Tra il LAC e Finzi Pasca è l’ora della verità

In programma a febbraio l’incontro decisivo con la Città e l’Ente autonomo del centro culturale

Tra il LAC e Finzi Pasca è l’ora della verità
(foto Maffi)

Tra il LAC e Finzi Pasca è l’ora della verità

(foto Maffi)

LUGANO - Daniele Finzi Pasca avrà il suo ufficio di rappresentanza al LAC? La compagnia potrà autoprodursi e uscire dal cartellone di LuganoInScena? E ancora, la sala teatro del centro culturale luganese verrà messa a disposizione della compagine residente durante i «tempi morti»? Dopo mesi di botta e risposta, missive e prove di dialogo, finalmente tra poche settimane queste ed altre domande troveranno risposta. Il consiglio direttivo del LAC, il Municipio e il Dicastero eventi culturali, insieme a Michel Gagnon (direttore del LAC) e Carmelo Rifici (direttore di LuganoInScena), incontreranno Daniele Finzi Pasca verso la metà di febbraio.

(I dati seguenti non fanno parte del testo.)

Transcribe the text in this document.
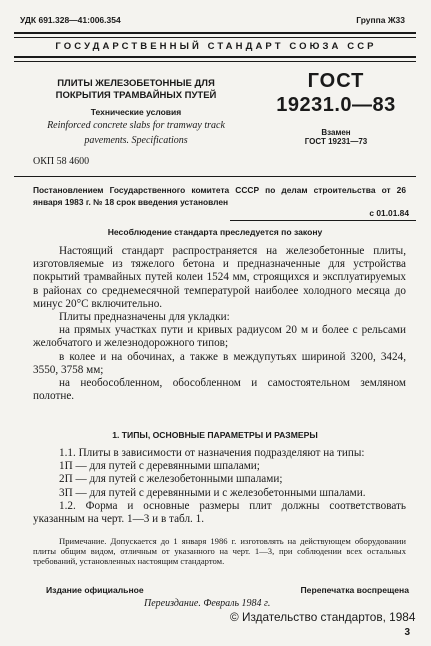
УДК 691.328—41:006.354	Группа Ж33
ГОСУДАРСТВЕННЫЙ СТАНДАРТ СОЮЗА ССР
ПЛИТЫ ЖЕЛЕЗОБЕТОННЫЕ ДЛЯ
ПОКРЫТИЯ ТРАМВАЙНЫХ ПУТЕЙ
Технические условия
Reinforced concrete slabs for tramway track
pavements. Specifications
ГОСТ
19231.0—83
Взамен
ГОСТ 19231—73
ОКП 58 4600
Постановлением Государственного комитета СССР по делам строительства от 26 января 1983 г. № 18 срок введения установлен
с 01.01.84
Несоблюдение стандарта преследуется по закону

Настоящий стандарт распространяется на железобетонные плиты, изготовляемые из тяжелого бетона и предназначенные для устройства покрытий трамвайных путей колеи 1524 мм, строящихся и эксплуатируемых в районах со среднемесячной температурой наиболее холодного месяца до минус 20°С включительно.

Плиты предназначены для укладки:

на прямых участках пути и кривых радиусом 20 м и более с рельсами желобчатого и железнодорожного типов;

в колее и на обочинах, а также в междупутьях шириной 3200, 3424, 3550, 3758 мм;

на необособленном, обособленном и самостоятельном земляном полотне.

1. ТИПЫ, ОСНОВНЫЕ ПАРАМЕТРЫ И РАЗМЕРЫ

1.1. Плиты в зависимости от назначения подразделяют на типы:

1П — для путей с деревянными шпалами;

2П — для путей с железобетонными шпалами;

3П — для путей с деревянными и с железобетонными шпалами.

1.2. Форма и основные размеры плит должны соответствовать указанным на черт. 1—3 и в табл. 1.

Примечание. Допускается до 1 января 1986 г. изготовлять на действующем оборудовании плиты общим видом, отличным от указанного на черт. 1—3, при соблюдении всех остальных требований, установленных настоящим стандартом.

Издание официальное	Перепечатка воспрещена
Переиздание. Февраль 1984 г.
© Издательство стандартов, 1984
3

«Con il cuore sono già lontano»: così aveva dichiarato il regista di Molino Nuovo a settembre, dando voce al suo malessere per il trattamento che, a suo dire, gli veniva riservato dal centro culturale luganese. Da quel giorno molte cose potrebbero essere cambiate. Finzi Pasca infatti ha risposto alle proposte presentategli dall’Esecutivo e dall’Ente autonomo del LAC ed ora è il momento della verità: le sue richieste, che pare siano molto dettagliate, sono pervenute agli attori interessati che hanno dal canto loro formulato una controproposta che presenteranno a voce. Nonostante sembra improbabile che la richiesta di un ufficio di rappresentanza all’interno del centro in piazza Luini venga esaudita, a Palazzo Civico c’è positività in vista dell’incontro. «Siamo pronti a continuare la collaborazione - spiega il rappresentante dell’Ente autonomo Roberto Badaracco - abbiamo una proposta concreta e speriamo di trovare un accordo». Per quanto riguarda l’ufficio, uno spazio sembra essere stato trovato al pian terreno - sarebbe quindi dotato di una vetrina - del complesso Central Park a lato del LAC ma non è detto che questo basti al regista. E cosa succederebbe se le cose non dovessero andare per il verso giusto? Se, insomma, a Daniele Finzi Pasca la proposta dell’Ente autonomo del LAC e della Città non dovesse andare giù e si arrivasse a una rottura definitiva? Nella convenzione che lega la Compagnia alla Città, al Cantone e a Pro Helvetia non c’è una clausola di scissione. Fino al 2020 essa prevede un mandato di prestazione per il quale la compagine riceve 625.000 franchi all’anno (e altri 500.000 franchi all’anno in prestazioni indirette da parte del LAC). Se gli accordi presi non verranno onorati, verosimilmente le parti potranno richiedere la restituzione di eventuali importi già versati oppure sospenderli, secondo l’articolo 82 del Codice delle obbligazioni che regola i contratti bilaterali.